Il faut rappeler à la direction israélienne d’où provient leur aide financière et militaire et que cette relation n’est pas un chèque en blanc. Les États-Unis et leurs contribuables sont leurs garants financiers et militaires. Sans notre soutien, leur sécurité est sérieusement menacée. Par conséquent, pour maintenir leur sécurité, ils doivent respecter nos règles et respecter nos principes. Sinon, cette relation pourrait se terminer.

Il convient de noter que l'opinion publique américaine à l'égard d'Israël est au plus bas, et qu'une nouvelle génération d'Américains arrive à maturité politique avec une vision très cynique de cette relation. Il est tout à fait dans l'intérêt de Netanyahou de remédier à cette situation par des actes plutôt que par des discours.

Une fois que nos relations avec Israël seront remises en ordre, nous pourrons nous atteler à réparer les relations internationales clés que la guerre avec l’Iran a gravement endommagées. Les plus importantes, et sans doute les moins discutées, sont peut-être celles en Asie.

Alors que l’on a beaucoup débattu de l’impact négatif de la fermeture du détroit d’Ormuz sur la Chine, comme si Trump jouait une sorte de partie d’échecs en 4D, la réalité est tout autre.
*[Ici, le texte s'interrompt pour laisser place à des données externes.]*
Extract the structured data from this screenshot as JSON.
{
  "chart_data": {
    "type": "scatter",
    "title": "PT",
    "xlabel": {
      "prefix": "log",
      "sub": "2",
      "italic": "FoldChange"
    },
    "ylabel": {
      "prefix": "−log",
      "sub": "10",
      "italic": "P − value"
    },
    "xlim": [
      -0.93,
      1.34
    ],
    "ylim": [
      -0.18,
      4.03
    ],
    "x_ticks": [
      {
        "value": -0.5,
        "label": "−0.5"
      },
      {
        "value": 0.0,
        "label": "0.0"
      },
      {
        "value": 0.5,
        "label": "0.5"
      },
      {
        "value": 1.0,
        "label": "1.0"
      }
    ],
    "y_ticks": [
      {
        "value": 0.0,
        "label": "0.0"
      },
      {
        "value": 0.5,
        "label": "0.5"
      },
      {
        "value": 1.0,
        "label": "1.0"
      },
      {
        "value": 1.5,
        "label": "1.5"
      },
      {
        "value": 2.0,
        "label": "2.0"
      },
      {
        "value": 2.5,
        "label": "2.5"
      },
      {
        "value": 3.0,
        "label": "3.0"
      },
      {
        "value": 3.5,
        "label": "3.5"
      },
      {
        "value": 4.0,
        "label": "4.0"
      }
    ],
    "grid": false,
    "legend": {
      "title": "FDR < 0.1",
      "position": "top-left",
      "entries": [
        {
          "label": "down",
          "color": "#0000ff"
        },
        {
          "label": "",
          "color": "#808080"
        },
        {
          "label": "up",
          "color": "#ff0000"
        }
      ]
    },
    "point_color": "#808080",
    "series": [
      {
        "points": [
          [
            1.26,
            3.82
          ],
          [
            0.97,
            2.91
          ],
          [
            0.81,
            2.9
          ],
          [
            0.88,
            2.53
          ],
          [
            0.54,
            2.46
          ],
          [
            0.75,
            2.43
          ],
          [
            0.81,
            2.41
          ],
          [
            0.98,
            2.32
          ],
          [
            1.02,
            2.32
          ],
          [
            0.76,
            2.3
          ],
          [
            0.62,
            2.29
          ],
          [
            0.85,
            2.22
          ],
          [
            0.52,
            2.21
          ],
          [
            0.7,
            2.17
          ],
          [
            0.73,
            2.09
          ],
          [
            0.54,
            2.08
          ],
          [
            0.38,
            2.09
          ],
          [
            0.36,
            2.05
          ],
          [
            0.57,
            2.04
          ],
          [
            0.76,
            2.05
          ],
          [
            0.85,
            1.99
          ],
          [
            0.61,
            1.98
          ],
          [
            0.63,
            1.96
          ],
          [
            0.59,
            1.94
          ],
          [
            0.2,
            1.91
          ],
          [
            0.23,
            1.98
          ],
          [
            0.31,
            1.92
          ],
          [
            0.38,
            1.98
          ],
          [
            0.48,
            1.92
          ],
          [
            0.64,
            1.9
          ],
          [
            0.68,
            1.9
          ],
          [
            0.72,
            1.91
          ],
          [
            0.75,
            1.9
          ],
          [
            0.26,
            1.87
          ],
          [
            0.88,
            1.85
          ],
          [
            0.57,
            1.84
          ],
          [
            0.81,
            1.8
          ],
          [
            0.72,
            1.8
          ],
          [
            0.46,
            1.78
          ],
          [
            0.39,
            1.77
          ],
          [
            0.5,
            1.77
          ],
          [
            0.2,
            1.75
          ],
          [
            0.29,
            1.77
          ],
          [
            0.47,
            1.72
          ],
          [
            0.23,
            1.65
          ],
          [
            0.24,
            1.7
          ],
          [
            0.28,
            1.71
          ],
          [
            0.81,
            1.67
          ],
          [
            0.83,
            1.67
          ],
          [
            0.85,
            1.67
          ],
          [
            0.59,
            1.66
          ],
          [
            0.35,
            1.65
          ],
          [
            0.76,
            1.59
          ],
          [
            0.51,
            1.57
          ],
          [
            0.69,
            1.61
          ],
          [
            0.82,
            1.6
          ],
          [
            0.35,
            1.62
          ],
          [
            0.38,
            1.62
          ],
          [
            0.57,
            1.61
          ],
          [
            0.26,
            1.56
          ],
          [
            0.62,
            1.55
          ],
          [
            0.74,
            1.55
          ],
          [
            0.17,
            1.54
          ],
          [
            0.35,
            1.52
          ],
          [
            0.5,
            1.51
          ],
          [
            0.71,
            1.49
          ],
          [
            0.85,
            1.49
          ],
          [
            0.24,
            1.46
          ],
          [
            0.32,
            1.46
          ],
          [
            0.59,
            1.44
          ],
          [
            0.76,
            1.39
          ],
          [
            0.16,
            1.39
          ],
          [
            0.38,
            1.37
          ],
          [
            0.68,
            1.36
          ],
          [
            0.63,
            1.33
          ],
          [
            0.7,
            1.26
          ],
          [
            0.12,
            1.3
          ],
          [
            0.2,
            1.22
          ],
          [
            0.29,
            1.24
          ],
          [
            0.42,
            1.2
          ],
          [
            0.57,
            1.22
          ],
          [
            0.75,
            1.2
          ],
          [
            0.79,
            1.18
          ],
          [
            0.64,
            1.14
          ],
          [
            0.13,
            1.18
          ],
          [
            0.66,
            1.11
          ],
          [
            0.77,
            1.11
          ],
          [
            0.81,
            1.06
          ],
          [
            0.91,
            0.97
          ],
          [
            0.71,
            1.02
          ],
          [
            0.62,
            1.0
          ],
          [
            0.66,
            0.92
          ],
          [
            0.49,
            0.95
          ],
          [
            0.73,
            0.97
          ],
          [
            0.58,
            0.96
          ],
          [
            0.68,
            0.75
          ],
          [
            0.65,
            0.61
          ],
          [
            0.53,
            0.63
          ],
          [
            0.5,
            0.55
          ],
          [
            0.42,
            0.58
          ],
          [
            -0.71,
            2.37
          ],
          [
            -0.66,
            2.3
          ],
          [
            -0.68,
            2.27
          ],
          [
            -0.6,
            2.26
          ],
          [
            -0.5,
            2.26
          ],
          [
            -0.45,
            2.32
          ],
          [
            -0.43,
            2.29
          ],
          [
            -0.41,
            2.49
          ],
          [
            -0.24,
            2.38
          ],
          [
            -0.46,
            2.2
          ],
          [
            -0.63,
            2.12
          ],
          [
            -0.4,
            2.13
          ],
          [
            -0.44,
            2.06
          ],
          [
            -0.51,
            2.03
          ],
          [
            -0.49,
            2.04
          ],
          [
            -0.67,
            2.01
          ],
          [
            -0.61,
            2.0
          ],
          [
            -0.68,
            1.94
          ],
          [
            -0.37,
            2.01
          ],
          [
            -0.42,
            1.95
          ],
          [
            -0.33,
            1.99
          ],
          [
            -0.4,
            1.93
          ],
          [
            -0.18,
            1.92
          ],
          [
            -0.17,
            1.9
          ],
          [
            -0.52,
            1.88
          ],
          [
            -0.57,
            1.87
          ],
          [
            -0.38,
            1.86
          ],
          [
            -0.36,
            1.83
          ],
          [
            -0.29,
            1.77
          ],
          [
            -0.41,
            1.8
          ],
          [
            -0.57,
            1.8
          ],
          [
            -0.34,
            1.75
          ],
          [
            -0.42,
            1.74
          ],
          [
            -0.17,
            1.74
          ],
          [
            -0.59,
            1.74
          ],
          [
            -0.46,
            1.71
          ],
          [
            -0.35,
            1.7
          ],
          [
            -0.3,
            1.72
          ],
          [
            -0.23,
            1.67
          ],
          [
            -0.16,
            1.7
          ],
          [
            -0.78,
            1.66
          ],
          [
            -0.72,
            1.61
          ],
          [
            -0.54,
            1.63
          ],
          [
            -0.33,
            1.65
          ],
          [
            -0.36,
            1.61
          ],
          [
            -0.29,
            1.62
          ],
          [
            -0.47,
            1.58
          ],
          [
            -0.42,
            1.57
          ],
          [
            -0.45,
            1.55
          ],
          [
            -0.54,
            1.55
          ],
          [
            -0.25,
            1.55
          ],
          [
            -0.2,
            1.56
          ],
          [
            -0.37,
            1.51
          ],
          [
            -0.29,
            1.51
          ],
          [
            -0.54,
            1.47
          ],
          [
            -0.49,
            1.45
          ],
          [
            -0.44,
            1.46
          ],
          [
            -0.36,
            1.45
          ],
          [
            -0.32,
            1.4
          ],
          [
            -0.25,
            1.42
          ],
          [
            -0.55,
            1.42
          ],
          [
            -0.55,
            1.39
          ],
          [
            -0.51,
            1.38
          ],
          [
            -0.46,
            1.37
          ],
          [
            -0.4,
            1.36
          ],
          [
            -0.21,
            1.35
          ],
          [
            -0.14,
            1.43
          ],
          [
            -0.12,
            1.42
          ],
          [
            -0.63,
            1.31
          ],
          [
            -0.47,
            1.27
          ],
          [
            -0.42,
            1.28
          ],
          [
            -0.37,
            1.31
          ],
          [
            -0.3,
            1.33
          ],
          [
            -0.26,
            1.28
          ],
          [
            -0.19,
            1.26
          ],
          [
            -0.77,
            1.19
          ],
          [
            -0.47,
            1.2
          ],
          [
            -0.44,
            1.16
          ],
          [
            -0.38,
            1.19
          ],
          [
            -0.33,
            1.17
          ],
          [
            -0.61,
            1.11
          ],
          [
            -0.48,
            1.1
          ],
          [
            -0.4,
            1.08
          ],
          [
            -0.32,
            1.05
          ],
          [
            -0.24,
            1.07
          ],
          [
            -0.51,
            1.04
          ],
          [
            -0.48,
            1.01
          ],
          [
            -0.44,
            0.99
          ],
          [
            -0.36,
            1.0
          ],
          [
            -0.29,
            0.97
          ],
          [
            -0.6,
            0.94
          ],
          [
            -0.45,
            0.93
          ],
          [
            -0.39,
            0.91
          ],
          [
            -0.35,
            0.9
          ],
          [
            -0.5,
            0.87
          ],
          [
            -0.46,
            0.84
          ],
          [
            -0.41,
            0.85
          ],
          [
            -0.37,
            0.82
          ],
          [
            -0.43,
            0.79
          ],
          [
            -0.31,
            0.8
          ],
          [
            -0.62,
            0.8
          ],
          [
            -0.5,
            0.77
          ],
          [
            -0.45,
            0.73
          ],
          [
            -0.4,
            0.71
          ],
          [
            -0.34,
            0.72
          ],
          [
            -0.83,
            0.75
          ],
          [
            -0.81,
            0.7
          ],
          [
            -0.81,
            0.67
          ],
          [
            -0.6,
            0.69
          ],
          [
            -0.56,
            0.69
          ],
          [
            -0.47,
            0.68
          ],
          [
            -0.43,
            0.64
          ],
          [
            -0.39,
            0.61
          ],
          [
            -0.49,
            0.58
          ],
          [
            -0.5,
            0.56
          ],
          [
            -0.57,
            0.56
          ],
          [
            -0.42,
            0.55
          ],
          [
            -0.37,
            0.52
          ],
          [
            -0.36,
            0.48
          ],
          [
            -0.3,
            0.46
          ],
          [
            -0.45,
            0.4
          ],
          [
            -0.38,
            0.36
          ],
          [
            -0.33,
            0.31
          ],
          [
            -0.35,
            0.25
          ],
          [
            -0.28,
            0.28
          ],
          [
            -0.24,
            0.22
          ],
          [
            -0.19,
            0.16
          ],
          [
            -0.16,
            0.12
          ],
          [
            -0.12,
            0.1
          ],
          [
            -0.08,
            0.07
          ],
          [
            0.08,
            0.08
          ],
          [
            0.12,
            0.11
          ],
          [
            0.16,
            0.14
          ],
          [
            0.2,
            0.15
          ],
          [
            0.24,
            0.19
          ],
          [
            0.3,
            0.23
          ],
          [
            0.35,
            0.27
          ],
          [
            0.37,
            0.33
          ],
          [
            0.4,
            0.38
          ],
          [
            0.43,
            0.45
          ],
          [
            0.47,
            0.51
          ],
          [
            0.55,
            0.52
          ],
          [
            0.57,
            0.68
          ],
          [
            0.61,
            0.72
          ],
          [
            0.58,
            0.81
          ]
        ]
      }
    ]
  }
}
Les critiques virulentes de Trump à l'encontre de l'Australie, de la Corée du Sud et du Japon pour ne pas avoir aidé à ouvrir militairement le détroit d'Ormuz ont sans aucun doute eu un impact négatif sur l'influence des États-Unis dans cette région. De plus, on ne saurait trop insister sur les répercussions des perturbations économiques sur ces trois pays, qui sont des acteurs clés de la stratégie de sécurité américaine face à la Chine.

Malgré les défis à venir pour les États-Unis afin d’assurer une paix durable, il existe peut-être une énorme opportunité politique potentielle pour le président Trump de tenir une promesse de campagne.

Une promesse centrale qui attira indépendants et conservateurs, et qui fut sans doute le principal moteur de ses deux victoires électorales, fut le retrait des troupes américaines du Moyen-Orient. Empêcher la poursuite ou une nouvelle guerre avec les États-Unis est sans doute la revendication la plus significative de l’Iran, et peut-être la plus précieuse pour les États-Unis à la table des négociations.

À ce stade, la présence de bases américaines dans toute la région ne sert qu’à exercer une pression et à menacer l’Iran, dont l’existence ne constitue pas et n’a jamais constitué une menace existentielle pour le territoire américain. De plus, quel meilleur moyen pour le président Trump de marquer sa victoire que de déclarer publiquement que nos objectifs ont été atteints et que les troupes rentrent au pays, faisant ainsi sensation à l’approche des élections de mi-mandat ?

À l'inverse, cette décision donnerait aux dirigeants iraniens une carte pour sauver la face auprès de leur propre peuple, en démontrant que leur sacrifice est justifié.

Le chemin vers une paix durable entre les deux pays ne sera pas facile. Il exige que les dirigeants à Washington prennent des décisions difficiles et exercent leur pouvoir pour contenir Israël, ce qu’ils n’ont pas été enclins à faire. Cependant, pour la survie politique de cette administration, cela est nécessaire et, si cela est fait correctement, cela offre de nombreuses opportunités tant à l’approche des élections de mi-mandat que pour restaurer la confiance internationale en Washington en tant que partenaire de bonne foi.